American Priest said the Vatican breaks up God’s family when it excludes LGBT Catholics.
James Martin, an American Jesuit priest, told delegates of World Meeting of Families that any exclusion of LGBTQ Catholics were in direct violation of Christ's teachings. The United States citizen told the assembled gathering in Dublin that gays were treated so badly that they felt like lepers. His oratory, directed towards a 1,000-person strong audience, exhorted them to stand with their LGBTQ brethren and be courageous about their stand. He also listed a few concrete steps which must be taken by priests for welcoming gay parishioners. The American came under fire from Vatican clerics when he authored a 2017 book touching on the subject. In his book Building a Bridge, the man of the church put forward the argument that it would be better for the church to engage itself with LGBT communities.
Martin is not alone in this radical path. Pope Francis harbors the same opinion. In 2013, the pontiff said the Vatican should ask for forgiveness from gays for the despicable manner in which they treated them. Francis pointed out that it is nobody's duty to judge a person who is homosexual and has a goodwill and who wishes to seek God. The pope is scheduled to set foot on Irish soil on September 1. He will be in the predominantly Catholic nation for two days.
Martin was scathing in his criticism of the Catholic Church. He said the Vatican breaks up God's family when it excludes any LGBT Catholics. Most of it stems from the traditional doctrine that homosexual tendencies are not sinful, but any act of homosexuality should be treated as sin. The Catholic Church commands gays to be chaste.

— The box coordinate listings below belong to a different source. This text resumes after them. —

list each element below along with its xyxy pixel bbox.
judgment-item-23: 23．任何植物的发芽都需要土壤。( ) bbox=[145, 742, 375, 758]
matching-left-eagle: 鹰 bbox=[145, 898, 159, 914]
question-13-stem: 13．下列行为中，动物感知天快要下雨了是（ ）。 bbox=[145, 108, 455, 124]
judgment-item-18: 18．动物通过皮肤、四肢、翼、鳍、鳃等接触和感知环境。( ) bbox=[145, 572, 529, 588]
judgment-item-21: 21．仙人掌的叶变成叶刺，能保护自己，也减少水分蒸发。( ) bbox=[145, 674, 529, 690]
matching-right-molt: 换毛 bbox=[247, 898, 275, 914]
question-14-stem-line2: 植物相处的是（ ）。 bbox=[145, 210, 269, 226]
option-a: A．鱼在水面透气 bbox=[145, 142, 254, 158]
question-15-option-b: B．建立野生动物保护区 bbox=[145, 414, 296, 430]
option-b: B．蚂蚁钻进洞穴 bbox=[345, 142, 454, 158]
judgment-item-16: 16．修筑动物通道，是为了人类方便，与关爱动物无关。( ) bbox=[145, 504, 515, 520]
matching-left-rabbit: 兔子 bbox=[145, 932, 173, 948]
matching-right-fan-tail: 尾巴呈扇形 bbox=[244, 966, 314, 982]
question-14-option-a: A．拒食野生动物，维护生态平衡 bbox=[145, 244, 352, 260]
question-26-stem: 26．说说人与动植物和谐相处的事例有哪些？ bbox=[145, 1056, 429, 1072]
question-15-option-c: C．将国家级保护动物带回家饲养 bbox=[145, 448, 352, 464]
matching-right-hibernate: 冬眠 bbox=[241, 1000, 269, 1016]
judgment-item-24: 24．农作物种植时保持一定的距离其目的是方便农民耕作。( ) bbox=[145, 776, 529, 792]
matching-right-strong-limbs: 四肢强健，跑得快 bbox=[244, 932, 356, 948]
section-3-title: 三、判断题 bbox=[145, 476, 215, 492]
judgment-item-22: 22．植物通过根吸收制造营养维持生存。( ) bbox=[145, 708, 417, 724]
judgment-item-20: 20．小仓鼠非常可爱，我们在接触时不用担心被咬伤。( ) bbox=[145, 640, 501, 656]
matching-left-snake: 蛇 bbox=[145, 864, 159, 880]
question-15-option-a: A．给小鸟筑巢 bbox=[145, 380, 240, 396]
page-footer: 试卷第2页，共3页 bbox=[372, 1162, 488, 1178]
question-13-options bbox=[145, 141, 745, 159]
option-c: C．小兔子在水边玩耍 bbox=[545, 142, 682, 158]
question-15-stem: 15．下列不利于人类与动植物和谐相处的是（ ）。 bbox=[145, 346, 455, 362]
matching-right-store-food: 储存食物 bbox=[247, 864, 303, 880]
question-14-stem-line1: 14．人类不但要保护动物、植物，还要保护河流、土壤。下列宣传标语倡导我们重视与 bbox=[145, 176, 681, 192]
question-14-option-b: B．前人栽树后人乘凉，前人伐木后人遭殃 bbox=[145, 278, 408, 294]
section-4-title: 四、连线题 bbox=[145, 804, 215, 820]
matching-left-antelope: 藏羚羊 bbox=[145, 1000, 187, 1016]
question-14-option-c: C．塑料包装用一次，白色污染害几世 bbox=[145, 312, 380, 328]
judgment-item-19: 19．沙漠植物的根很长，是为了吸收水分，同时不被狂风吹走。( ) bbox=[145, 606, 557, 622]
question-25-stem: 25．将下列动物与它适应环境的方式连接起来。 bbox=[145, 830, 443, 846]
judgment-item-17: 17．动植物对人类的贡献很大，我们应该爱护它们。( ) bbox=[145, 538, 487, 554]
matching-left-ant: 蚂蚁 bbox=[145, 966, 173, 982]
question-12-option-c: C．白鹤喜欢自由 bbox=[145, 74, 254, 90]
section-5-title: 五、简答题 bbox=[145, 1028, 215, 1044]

The Dublin conference organizers were accused by LGBT rights supporters of willfully excluding all LGBT groups after "We are Church Ireland" and "Global Network of Rainbow Catholics" pointed out that they continue to wait for any response to multiple requests made to have a booth at the event. When questioned on the matter, the conference organizers said through a spokesperson that there was a finite amount of space and preference were for groups which satisfied certain criteria.
Gay rights activists were unimpressed with Martin's speech. They said his words were hollow and nice, but the words were not matched by actions on the ground. Gay rights champions said the Catholic Church must first change its intemperate language during its reference to homosexuality.